The Supreme Court heard its first major student speech case in decades on Wednesday, grappling with the free-speech rights of a cheerleader who was kicked off the high school team for using the F-word on Snapchat.
The former cheerleader, Brandi Levy, who wasn’t in court for the proceedings, said in a statement that she was the victim of overzealous school officials.
“I was 14 years old and was at a point in my life when I was really frustrated with things that were happening around me,” said Brandi, who has since graduated.
“I want the court to understand that this is how kids today express themselves and that they should be able to do that without worrying about being punished at school.”
Several of the justices seemed hesitant to give a school full authority to punish students for speech that occurs off campus. Others expressed concerns about the impact on policing off-campus bullying.
“She used swear words, you know, unattractive swear words, off campus. Did that cause a material and substantial disruption? I don’t see much evidence it did. And if swearing off campus did, I mean, my goodness, every school in the country would be doing nothing but punishing,” said Justice Stephen G. Breyer, a Clinton appointee.
The free-speech battle began when Ms. Levy, identified as B.L. in court papers since she was a minor at the time the lawsuit was filed, posted a photo of herself flipping the bird on Snapchat in anger at not making the varsity squad heading into her sophomore year.
The Pennsylvania teen blasted out the uncensored Snapchat post with a vulgar caption while out shopping on the weekend with a friend. She was not wearing a school uniform in the image and didn’t mention the school’s name. “F*** school f*** softball f*** cheer f*** everything,” it read.
Snapchat posts typically last just 24 hours online before vanishing. Brandi’s post, however, took on a life of its own.
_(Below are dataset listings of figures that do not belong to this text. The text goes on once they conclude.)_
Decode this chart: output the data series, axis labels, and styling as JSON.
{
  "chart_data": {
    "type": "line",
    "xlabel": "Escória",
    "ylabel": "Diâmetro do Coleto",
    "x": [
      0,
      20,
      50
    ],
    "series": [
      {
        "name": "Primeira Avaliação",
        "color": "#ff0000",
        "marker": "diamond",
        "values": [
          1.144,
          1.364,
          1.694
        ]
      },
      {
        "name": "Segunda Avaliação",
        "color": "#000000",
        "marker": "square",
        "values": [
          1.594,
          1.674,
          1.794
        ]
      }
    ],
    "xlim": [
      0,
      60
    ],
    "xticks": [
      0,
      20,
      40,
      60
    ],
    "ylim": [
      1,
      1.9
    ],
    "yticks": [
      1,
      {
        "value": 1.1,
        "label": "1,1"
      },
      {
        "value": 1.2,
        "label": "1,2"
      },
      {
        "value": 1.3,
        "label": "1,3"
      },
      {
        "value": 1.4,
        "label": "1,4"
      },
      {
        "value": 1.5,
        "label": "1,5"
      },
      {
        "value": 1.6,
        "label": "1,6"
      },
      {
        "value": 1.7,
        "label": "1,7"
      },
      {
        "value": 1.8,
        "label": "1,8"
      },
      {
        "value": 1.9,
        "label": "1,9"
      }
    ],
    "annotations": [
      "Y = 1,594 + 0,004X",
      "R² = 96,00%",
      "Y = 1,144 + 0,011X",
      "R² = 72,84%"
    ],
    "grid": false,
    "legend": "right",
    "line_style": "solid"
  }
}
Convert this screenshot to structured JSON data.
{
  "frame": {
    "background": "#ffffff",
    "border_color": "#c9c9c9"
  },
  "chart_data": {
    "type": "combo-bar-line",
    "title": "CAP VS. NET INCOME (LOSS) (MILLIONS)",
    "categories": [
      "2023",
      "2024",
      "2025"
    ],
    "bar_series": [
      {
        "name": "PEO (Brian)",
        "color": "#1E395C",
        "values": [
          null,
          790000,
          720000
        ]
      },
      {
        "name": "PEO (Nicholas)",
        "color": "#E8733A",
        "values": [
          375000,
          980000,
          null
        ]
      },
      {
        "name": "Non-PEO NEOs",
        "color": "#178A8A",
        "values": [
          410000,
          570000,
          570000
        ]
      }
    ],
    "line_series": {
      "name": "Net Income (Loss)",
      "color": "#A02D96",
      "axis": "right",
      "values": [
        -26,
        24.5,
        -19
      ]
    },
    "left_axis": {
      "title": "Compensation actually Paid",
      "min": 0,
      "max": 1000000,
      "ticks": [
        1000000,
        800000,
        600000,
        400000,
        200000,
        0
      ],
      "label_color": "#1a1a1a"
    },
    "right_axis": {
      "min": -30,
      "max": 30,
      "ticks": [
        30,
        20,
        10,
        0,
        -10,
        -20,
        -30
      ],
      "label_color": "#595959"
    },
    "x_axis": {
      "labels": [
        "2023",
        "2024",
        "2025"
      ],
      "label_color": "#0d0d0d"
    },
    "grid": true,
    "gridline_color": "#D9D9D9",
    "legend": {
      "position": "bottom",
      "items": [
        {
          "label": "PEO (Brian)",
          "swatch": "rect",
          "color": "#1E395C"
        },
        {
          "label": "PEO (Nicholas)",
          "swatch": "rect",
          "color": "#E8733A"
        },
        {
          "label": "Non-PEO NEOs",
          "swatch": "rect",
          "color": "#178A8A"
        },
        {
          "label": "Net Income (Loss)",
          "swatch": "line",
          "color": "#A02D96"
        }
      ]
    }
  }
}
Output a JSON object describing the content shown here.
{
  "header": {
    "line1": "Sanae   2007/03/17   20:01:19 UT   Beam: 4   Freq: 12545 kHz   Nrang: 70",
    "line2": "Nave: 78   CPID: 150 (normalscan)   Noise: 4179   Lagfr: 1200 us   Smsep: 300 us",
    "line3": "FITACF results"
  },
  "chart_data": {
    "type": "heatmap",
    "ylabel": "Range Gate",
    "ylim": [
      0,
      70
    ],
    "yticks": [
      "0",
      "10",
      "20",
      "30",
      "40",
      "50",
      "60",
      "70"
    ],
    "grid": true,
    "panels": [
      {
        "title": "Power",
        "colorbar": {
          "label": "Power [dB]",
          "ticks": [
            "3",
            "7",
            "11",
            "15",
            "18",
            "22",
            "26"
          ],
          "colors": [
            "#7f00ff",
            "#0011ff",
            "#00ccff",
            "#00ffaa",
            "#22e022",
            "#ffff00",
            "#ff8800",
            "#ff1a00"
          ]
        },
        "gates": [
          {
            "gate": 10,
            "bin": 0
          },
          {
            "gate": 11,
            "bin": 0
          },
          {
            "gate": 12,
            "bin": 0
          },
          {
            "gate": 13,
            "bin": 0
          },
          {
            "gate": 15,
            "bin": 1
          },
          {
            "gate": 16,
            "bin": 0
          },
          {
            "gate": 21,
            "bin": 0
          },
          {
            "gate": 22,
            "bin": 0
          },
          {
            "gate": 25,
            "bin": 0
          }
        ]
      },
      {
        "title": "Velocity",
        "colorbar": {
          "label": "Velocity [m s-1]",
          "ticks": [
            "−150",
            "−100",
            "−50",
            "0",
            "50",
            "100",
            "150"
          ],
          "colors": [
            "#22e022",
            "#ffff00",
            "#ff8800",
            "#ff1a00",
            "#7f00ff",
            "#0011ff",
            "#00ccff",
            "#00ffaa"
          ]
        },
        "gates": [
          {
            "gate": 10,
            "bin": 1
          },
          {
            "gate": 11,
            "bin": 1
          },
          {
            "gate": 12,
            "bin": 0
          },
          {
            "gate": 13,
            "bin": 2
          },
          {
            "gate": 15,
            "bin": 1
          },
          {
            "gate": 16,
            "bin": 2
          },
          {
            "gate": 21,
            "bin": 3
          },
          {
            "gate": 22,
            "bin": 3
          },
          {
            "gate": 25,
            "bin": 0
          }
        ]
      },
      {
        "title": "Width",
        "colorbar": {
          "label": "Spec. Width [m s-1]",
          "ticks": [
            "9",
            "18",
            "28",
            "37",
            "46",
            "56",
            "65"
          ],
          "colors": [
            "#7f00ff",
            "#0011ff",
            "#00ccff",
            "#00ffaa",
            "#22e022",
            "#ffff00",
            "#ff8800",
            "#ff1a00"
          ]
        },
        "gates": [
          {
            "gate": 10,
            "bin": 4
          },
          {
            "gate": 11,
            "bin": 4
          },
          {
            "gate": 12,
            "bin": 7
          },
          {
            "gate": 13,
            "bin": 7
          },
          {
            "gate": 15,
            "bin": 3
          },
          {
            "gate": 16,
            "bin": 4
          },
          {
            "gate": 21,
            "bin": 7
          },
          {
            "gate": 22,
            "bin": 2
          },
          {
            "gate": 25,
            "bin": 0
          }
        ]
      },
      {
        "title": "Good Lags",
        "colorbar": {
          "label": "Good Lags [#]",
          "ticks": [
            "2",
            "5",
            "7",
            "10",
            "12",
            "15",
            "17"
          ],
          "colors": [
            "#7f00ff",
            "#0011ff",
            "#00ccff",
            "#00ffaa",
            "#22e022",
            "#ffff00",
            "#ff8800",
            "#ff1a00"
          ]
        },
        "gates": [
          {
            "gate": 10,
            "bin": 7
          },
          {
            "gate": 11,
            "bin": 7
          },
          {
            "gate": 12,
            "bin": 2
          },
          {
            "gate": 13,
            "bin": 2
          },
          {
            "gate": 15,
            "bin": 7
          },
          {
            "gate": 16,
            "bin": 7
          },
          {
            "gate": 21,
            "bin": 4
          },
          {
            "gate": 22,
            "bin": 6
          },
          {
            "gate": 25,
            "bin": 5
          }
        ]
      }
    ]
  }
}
When Mahanoy Area School District officials became aware of the post, they ruled it violated school policy requiring cheerleaders to avoid “foul language and inappropriate gestures.”
The high school then removed her from the cheer squad for a full year, prompting her parents to sue in 2017.
In their initial lawsuit, Brandi’s parents argued that the school violated their daughter’s First Amendment rights and won in the lower courts, having their daughter reinstated on the squad.
The raunchy Snapchat post could create a legal standard for student speech in the digital age, updating decades-old precedent from 1969.
The landmark case was Tinker v. Des Moines Independent Community School District. The legal dispute arose when a group of students wore black armbands as a political statement about the Vietnam War.
They were suspended for violating school rules, but the Supreme Court famously ruled for the students, saying they do not “shed their constitutional rights to freedom of speech or expression at the schoolhouse gate.”
It was an argument echoed by David Cole, legal director of the American Civil Liberties Union which represented Ms. Levy, who told the justices a school shouldn’t interfere with a parent’s authority to punish a student for speech that occurs outside of campus.
He said it would be too intrusive to let a school punish a student for speech made out of school hours on the internet.
Students “would essentially be carrying the schoolhouse with them everywhere they would go,” he said.
The Mahanoy Area School District argued that speech can be punished depending on the context, saying when, where, and how many people heard it should all be considered by a teacher on whether it’s substantially disruptive and should be penalized.
“The other side is just wrong to suggest schools somehow are the gulag on campus,” said Lisa Schiavo Blatt, a lawyer for the district.
Ilya Shapiro, vice president of the Cato Institute, predicted the justices will side with Ms. Levy. “Ultimately the former high school cheerleader will (and should) win because students don’t shed their constitutional rights outside those gates when the gates become digital,” he said.
A ruling in the case is expected by the end of June.